As I stare at Amalia for I don’t know which time, I realize her eyes are narrowed at the screen.

“What’s up?” I ask.

“A company.” She doesn’t take her eyes off the screen. “It buys and sells nothing. No products, no clients, no employees that I can find... But money moves through it. A lot of it, in and out. Always to other companies that seem exactly like this one.”

“A shell.”

“A shell inside a shell inside a shell.” She turns the laptop toward me and points. “And every one of them eventually traces back to a man who’s worked for Dominic for years. On paper, he’s a nobody. An accountant. But these accounts have moved more money in a year than Dominic’s legitimate businesses bring in.”

I lean in to read the numbers, and yep, money laundering, buried under a bunch of paperwork to look boring to anyone who didn’t know what to look for.

“This is good,” I say.

“Yep, very good.” She grins. “If we follow these companies far enough, we’ll find where the real money is and who else has their hands in it.”

“And the people whose names are on these accounts. They’re exposed. If any of this ever came out, they’d go down with him. That’s leverage.”

“Exactly what I was thinking.” She pulls the laptop back and starts typing. “We need to find out who else is connected to these shells. Partners, middlemen, whoever signs the papers... One of them is going to have a reason to be nervous, and we can use that.”
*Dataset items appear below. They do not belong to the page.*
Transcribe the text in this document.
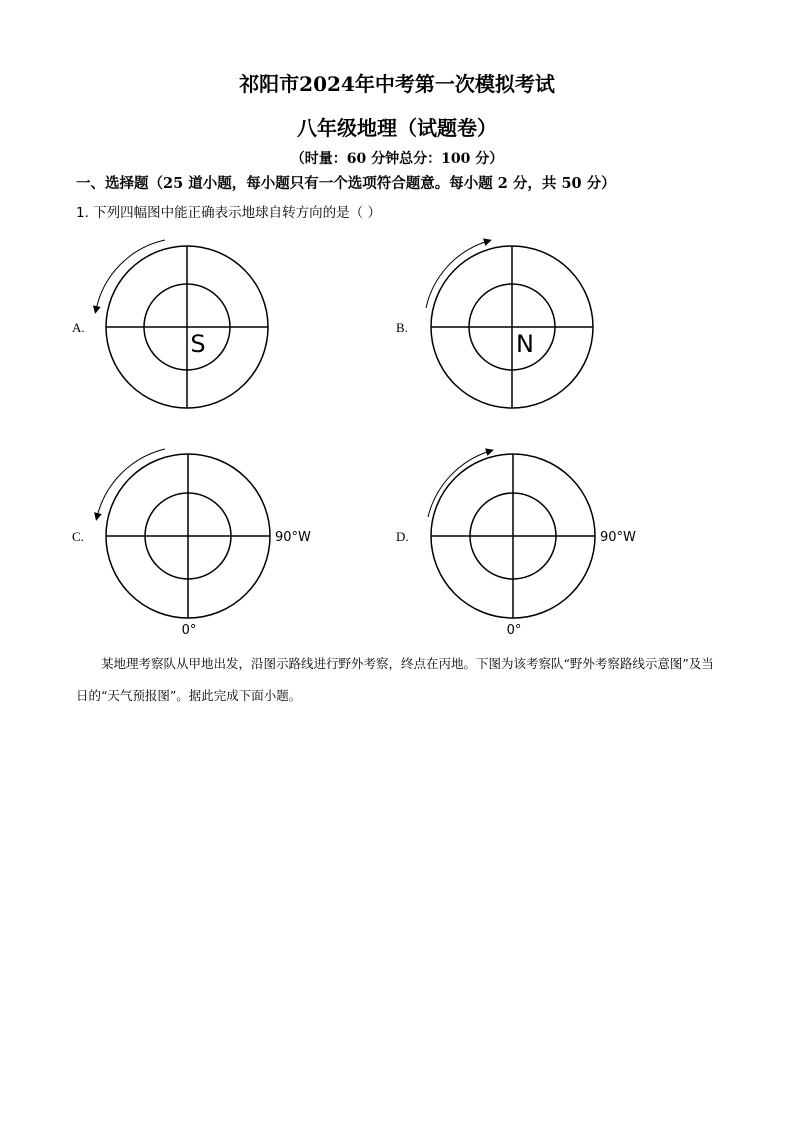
祁阳市2024年中考第一次模拟考试
八年级地理（试题卷）
（时量：60 分钟总分：100 分）
一、选择题（25 道小题，每小题只有一个选项符合题意。每小题 2 分，共 50 分）
1. 下列四幅图中能正确表示地球自转方向的是（ ）
A.	B.
C.	D.
S	N
90°W
0°
90°W
0°
某地理考察队从甲地出发，沿图示路线进行野外考察，终点在丙地。下图为该考察队“野外考察路线示意图”及当日的“天气预报图”。据此完成下面小题。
We’ve got the money trail now, which is more than we had this morning, but a trail on a screen can only take us so far. At some point, we have to put ourselves in front of these people, hear how they talk, and watch how they flinch when certain names come up. You can’t read much off a bank statement.

“There’s a way to speed this up,” I say. “Maybe you already know, but there’s an event. The kind that doesn’t get advertised. People in our world host them every so often, and Dominic’s men go. The middlemen and the ones who handle the money might like to be seen at things like that. It makes them feel like they’re part of something instead of just bookkeepers. If we’re there, we can hear what they’re saying when they think they’re among friends. We can watch who Dominic’s people defer to and who they ignore. That’s worth more than another week of records.”